/subjectivity_classifier

Detects if a sentence is in a subjective or objective form

Primary LanguagePython

Subjectivity detection with Bi-RNNs

Installation

virtualenv --python=/usr/bin/python3 .env 
source .env/bin/activate 
pip install -r requirements.txt
wget http://nlulite.com/download/glove ./data/word_embeddings/

Running a simple example

In the installed environment you can either provide the text as an argument:

python -m subjectivity.classify this is a test.

Or pipe a text file from the command line:

python -m subjectivity.classify < data/random_text.txt

The output will look like the following:

OBJECTIVE SENTENCES
<list of objective sentences in the text>

SUBJECTIVE SENTENCES
<list of subjective sentences in the text>

Training, cross-validating and testing

Trains for 40 epochs

python -m subjectivity.train

Test epoch 29

python -m subjectivity.test

10-fold cross validation on the training dataset

python -m subjectivity.cross_validate

\newpage

Network Structure

The network structure is as in Fig. 1

The network structure{height=50%}

A text is divided into sentences. Each sentence is tokenized into words, and each word vector is given as an input to the network.

For the word embeddings I have used the 50-dim Glove vectors trained on [Wikipedia 2014].

Each word embeddings goes through a dense layer. The result is then fed to a bi-directional GRU, effectively composed by a forward GRU and a backward one. The last state of the forward GRU and first state of the backward GRU are concatenated and fed into one last dense layer, which is finally projected with a softmax into a binary vector.

This last vector represents the predicted class: [1, 0] predicts a subjective sentence, [0, 1] an objective one.

Layer dimension
Word embeddings 50
Dense layer 25
GRU memory 100
GRU stacks 1
Final hidden dense layer 200
Output size 2
Minibatch size 10
Dropout rate 0.3

\newpage

Training dataset and evaluation

I used Cornell's [Subjectivity dataset v1.0], which is based on movie reviews taken from IMDB and RottenTomatoes. The dataset contains 5000 subjective sentences and 5000 objective ones (according to their classification).

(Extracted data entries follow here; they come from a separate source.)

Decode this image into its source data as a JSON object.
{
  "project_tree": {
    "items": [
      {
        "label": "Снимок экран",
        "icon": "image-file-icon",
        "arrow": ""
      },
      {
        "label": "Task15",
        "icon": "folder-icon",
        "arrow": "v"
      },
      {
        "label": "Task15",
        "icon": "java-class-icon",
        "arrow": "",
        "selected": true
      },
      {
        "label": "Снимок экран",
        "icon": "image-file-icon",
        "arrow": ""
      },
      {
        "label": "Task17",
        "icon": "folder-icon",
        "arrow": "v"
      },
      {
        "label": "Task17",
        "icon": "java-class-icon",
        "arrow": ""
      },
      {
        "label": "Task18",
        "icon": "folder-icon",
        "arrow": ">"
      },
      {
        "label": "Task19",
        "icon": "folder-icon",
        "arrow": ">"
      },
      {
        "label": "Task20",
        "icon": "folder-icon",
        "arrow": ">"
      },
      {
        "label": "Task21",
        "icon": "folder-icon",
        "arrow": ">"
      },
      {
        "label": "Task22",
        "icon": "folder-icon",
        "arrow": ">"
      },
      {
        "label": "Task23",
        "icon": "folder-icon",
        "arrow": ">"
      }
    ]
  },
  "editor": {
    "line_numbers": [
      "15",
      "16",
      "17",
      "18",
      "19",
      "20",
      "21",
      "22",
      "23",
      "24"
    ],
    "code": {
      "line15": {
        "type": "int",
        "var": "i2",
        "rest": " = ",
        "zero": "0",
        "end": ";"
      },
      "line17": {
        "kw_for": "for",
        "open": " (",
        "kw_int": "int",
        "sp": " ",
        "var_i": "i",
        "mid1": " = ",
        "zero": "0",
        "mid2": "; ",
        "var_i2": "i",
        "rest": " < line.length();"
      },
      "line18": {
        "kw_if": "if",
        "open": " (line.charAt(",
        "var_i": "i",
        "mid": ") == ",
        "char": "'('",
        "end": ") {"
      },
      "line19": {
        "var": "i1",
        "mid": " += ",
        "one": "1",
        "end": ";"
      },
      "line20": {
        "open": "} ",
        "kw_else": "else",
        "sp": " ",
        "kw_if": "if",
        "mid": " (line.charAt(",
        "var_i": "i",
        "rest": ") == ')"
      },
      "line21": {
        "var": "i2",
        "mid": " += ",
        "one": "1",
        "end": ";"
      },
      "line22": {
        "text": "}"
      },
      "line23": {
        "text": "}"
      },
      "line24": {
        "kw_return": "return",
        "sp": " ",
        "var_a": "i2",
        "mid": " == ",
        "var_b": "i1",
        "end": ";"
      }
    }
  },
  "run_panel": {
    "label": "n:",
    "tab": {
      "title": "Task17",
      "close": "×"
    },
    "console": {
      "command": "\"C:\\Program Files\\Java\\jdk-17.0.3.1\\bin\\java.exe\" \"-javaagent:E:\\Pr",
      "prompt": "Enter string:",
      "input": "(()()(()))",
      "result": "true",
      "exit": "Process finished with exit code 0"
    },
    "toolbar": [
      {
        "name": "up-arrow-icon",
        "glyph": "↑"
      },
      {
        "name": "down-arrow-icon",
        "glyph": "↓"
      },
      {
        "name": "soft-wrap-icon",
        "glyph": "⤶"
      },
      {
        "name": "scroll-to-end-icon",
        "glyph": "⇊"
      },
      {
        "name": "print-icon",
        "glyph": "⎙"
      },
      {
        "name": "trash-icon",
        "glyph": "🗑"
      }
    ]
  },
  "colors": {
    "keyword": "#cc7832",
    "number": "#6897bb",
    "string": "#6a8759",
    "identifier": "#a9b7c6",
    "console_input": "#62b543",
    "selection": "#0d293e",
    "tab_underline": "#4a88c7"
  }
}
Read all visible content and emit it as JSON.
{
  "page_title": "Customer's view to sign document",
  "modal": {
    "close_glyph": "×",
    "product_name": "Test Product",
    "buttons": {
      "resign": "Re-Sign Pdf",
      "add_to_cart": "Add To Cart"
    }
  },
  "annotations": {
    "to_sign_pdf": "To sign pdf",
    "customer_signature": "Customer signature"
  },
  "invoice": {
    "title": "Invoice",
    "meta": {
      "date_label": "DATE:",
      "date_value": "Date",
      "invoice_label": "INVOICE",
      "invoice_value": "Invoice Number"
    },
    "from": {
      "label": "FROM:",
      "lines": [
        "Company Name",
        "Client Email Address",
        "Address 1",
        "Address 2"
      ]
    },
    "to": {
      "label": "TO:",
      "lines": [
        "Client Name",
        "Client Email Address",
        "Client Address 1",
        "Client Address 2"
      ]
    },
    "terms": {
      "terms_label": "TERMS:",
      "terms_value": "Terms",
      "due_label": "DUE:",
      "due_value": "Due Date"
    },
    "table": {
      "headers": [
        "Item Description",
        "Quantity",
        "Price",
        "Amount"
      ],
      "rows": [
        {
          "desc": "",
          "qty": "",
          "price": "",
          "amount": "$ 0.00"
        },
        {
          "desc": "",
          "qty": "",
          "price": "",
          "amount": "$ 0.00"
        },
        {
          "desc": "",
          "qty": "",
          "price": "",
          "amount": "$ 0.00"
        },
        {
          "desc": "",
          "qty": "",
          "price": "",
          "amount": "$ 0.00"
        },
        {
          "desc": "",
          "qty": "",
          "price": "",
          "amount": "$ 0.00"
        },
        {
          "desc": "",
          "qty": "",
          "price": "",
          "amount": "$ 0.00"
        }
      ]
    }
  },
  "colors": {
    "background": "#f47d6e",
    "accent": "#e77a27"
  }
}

In order to train and evaluate the result, I have split the dataset into a training set of 4500 sentences for each class (a total of 9000 sentences) and a test set of 500 sentences for each class (1000 sentences total).

The hyperparameter evaluation has been done by using 10-fold cross validation over the training set. Maybe cross validation is a bit overkill for the task at hand, but I wanted to compare my results with the one in the [Liang and Zhang], where they also use 10 fold cross validation.

Motivation and discussion

The current network structure has been taken from [Augensten et al], while the training dataset is the same as in [Liang and Zhang].

This last article uses a system of convolutional nets to decrease the dimension of the input embeddings. Moreover, all the output states of the RNN are used to classify the output, whereas in [Augensten et al] only the initial and final state of the RNN are used.

I decided to use [Augensten et al]'s network topology because it contains less parameters than the one in [Liang and Zhang]. The training data is not abundant and a model with less parameters should perform better.

My feeling is that the training data is not quite as big as it should be, and most of the credit for the results comes from the quality of the pre-trained word embeddings.

\newpage

Results

The best results for the 10-fold cross validation are found in the 29^th epoch of training

precision recall f1
0.913 0.914 0.913

Whereas the results on the test set are

precision recall f1 accuracy
0.912 0.895 0.903 0.904

For comparison the accuracy in [Liang and Zhang] is 0.943, and the state-of-the-art is 0.95 accuracy in [Zhao and Mao].

I believe that the main reason for the lower quality in the results is due to the fact that I used lower quality word embeddings. Using the Glove 300-dim Common Crawl would have probably given better results (see FAQ answer to question 2).

Another reason is that I optimised for F1 score, not for accuracy.

Additional Material

Two Jupyter notebooks can be found in ./notes/Jupyter/.

The first file simple_test_classification.ipynb is about using the high level classifier on a simple sentence. The second file plays with the classification of texts taken from the [MPQA opinion corpus v1.2]. These are freely available texts (used for subjectivity evaluation), mostly related to news.

The second file many_files_classification.ipynb is about measuring the subjectivity of documents. In order to classifty texts I have tried to measure the fraction of subjective sentences in each document. The result is plotted in Fig. 2

Number of documents as a function of the fraction of subjective sentences in a document{height=50%}

Naively, a document would be classified as very subjective if it contains a lot of subjective sentences. The simple barchart in Fig. 2 however depicts a multimodal distribution of documents according to this classification metric. This makes sense because the MPQA corpus has documents from different sources, each written with a different style.

Document subjectivity is more complicated than sentence subjectivity and more thinking is necessary to achieve document level classification.